The court pronounced that:

“21. One aspect that clearly emerges from the reading of these two circulars is that the Government itself has taken the position that where the whole of excise duty or service tax is exempted, even the education cess, as well as secondary and higher education cess, would not be payable. These circulars are binding on the Department. 22. Even otherwise, we are of the opinion that it is more rational to accept the aforesaid position as clarified by the Ministry of Finance in the aforesaid circulars. Education cess is on excise duty. It means that those assessees who are required to pay excise duty have to shell out education cess as well. This education cess is introduced by Sections 91 to 93 of the Finance (No. 2) Act, 2004. As per Section 91 thereof, education cess is the surcharge which the assessee is to pay. Section 93 makes it clear that this education cess is payable on “excisable goods,” i.e., in respect of goods specified in the First Schedule to the Central Excise Tariff Act, 1985. Further, this education cess is to be levied @ 2% and calculated on the aggregate of all duties of excise which are levied and collected by the Central Government under the provisions of the Central Excise Act, 1944 or under any other law for the time being in force. Subsection (3) of Section 93 provides that the provisions of the Central Excise Act, 1944 and the Rules made thereunder, including those related to refunds and duties, etc. shall as far as may be applied in relation to levy and collection of education cess on excisable goods. A conjoint reading of these provisions would amply demonstrate that education cess as a surcharge is levied @ 2% on the duties of excise, which are payable under the Act. It can, therefore, be clearly inferred that when there is no excise duty payable, as it is exempted, there would not be any education cess as well, inasmuch as education cess @ 2% is to be calculated on the aggregate of duties of excise. There cannot be any surcharge when basic duty itself is NIL.”

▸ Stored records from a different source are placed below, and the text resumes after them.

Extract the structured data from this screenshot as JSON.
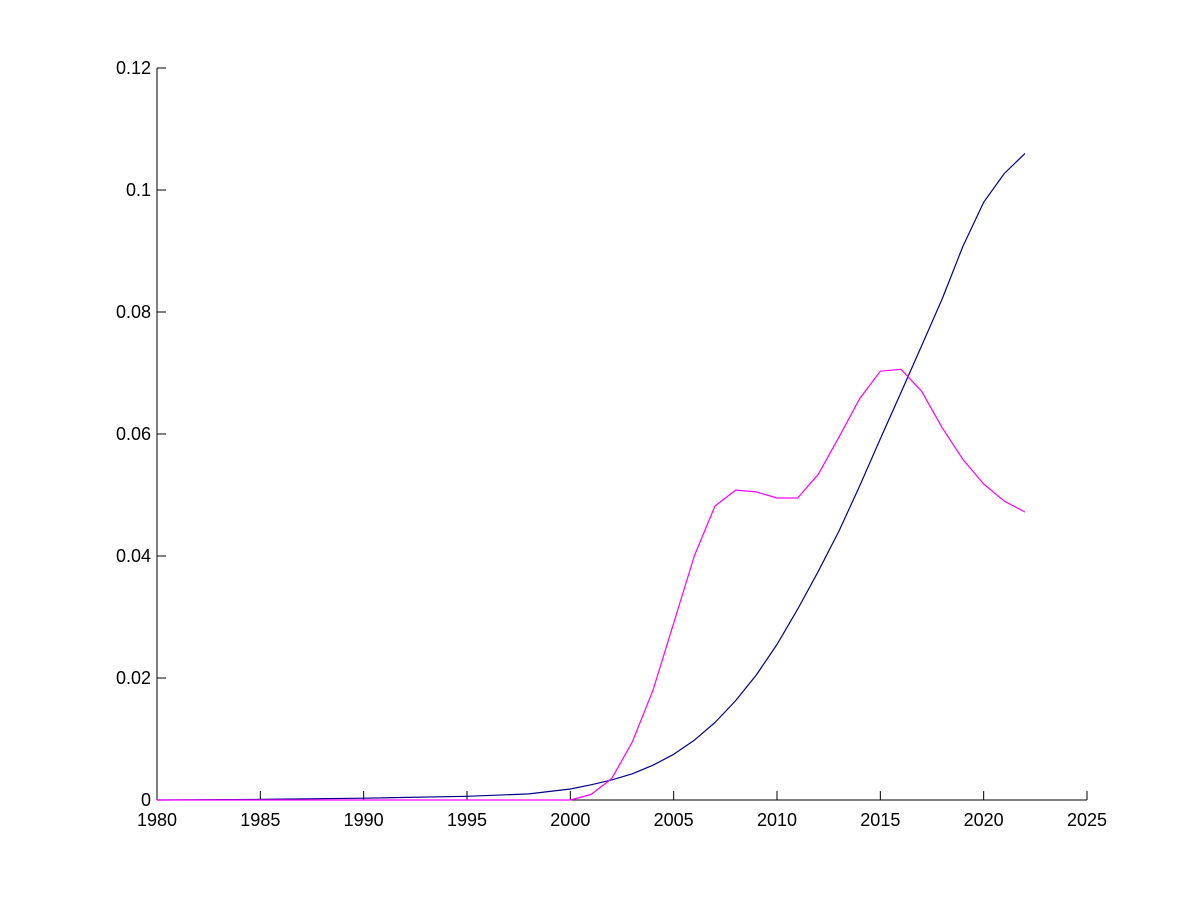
{
  "chart_data": {
    "type": "line",
    "title": "",
    "xlabel": "",
    "ylabel": "",
    "xlim": [
      1980,
      2025
    ],
    "ylim": [
      0,
      0.12
    ],
    "grid": false,
    "x_ticks": [
      1980,
      1985,
      1990,
      1995,
      2000,
      2005,
      2010,
      2015,
      2020,
      2025
    ],
    "y_ticks": [
      0,
      0.02,
      0.04,
      0.06,
      0.08,
      0.1,
      0.12
    ],
    "x_tick_labels": [
      "1980",
      "1985",
      "1990",
      "1995",
      "2000",
      "2005",
      "2010",
      "2015",
      "2020",
      "2025"
    ],
    "y_tick_labels": [
      "0",
      "0.02",
      "0.04",
      "0.06",
      "0.08",
      "0.1",
      "0.12"
    ],
    "series": [
      {
        "color": "#00008b",
        "x": [
          1980,
          1985,
          1990,
          1995,
          1998,
          2000,
          2001,
          2002,
          2003,
          2004,
          2005,
          2006,
          2007,
          2008,
          2009,
          2010,
          2011,
          2012,
          2013,
          2014,
          2015,
          2016,
          2017,
          2018,
          2019,
          2020,
          2021,
          2022
        ],
        "y": [
          0,
          0.0001,
          0.0003,
          0.0006,
          0.001,
          0.0018,
          0.0025,
          0.0033,
          0.0043,
          0.0057,
          0.0075,
          0.0098,
          0.0127,
          0.0163,
          0.0205,
          0.0255,
          0.0313,
          0.0375,
          0.0441,
          0.0515,
          0.0592,
          0.0668,
          0.0745,
          0.0822,
          0.0908,
          0.098,
          0.1027,
          0.106
        ]
      },
      {
        "color": "#ff00ff",
        "x": [
          1980,
          1999,
          2000,
          2001,
          2002,
          2003,
          2004,
          2005,
          2006,
          2007,
          2008,
          2009,
          2010,
          2011,
          2012,
          2013,
          2014,
          2015,
          2016,
          2017,
          2018,
          2019,
          2020,
          2021,
          2022
        ],
        "y": [
          0,
          0,
          0,
          0.0009,
          0.0035,
          0.0095,
          0.018,
          0.029,
          0.04,
          0.0482,
          0.0508,
          0.0505,
          0.0495,
          0.0495,
          0.0534,
          0.0595,
          0.0658,
          0.0703,
          0.0706,
          0.067,
          0.061,
          0.0558,
          0.0518,
          0.049,
          0.0472
        ]
      }
    ]
  }
}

The decision of larger bench is binding on the smaller bench has been held by this Court in several decisions such as Mahanagar Railway Vendors’ Union v. Union of India & Ors. (1994) Suppl. 1 SCC 609, State of Maharashtra & Ors. v. Mana Adim Jamat Mandal, AIR 2006 SC 3446 and State of Uttar Pradesh & Ors. v. Ajay Kumar Sharma & Ors. (2016) 15 SCC 289. The decision rendered in ignorance of a binding precedent and/or ignorance of a provision has been held to be per incuriam in Subhash Chandra & Ors. v. Delhi Subordinate Services Selection Board & Ors. (2009) 15 SCC 458, Dashrath Rupsingh Rathod v. State of Maharashtra (2014) 9 SCC 129, and Central Board of Dawoodi Bohra Community & Ors. v. State of Maharashtra & Ors. (2005) 2 SCC 673. It was held that a smaller bench could not disagree with the view taken by a larger bench. It is clear that before the Division Bench deciding SRD Nutrients Private Limited and Bajaj Auto Limited (supra), the previous binding decisions of three Judge Bench in Modi Rubber (supra) and Rita Textiles Private Limited (supra) were not placed for consideration.

The court pronounced that the decisions are binding on the Coordinate Bench and declared that it did not find any ground to take a different view.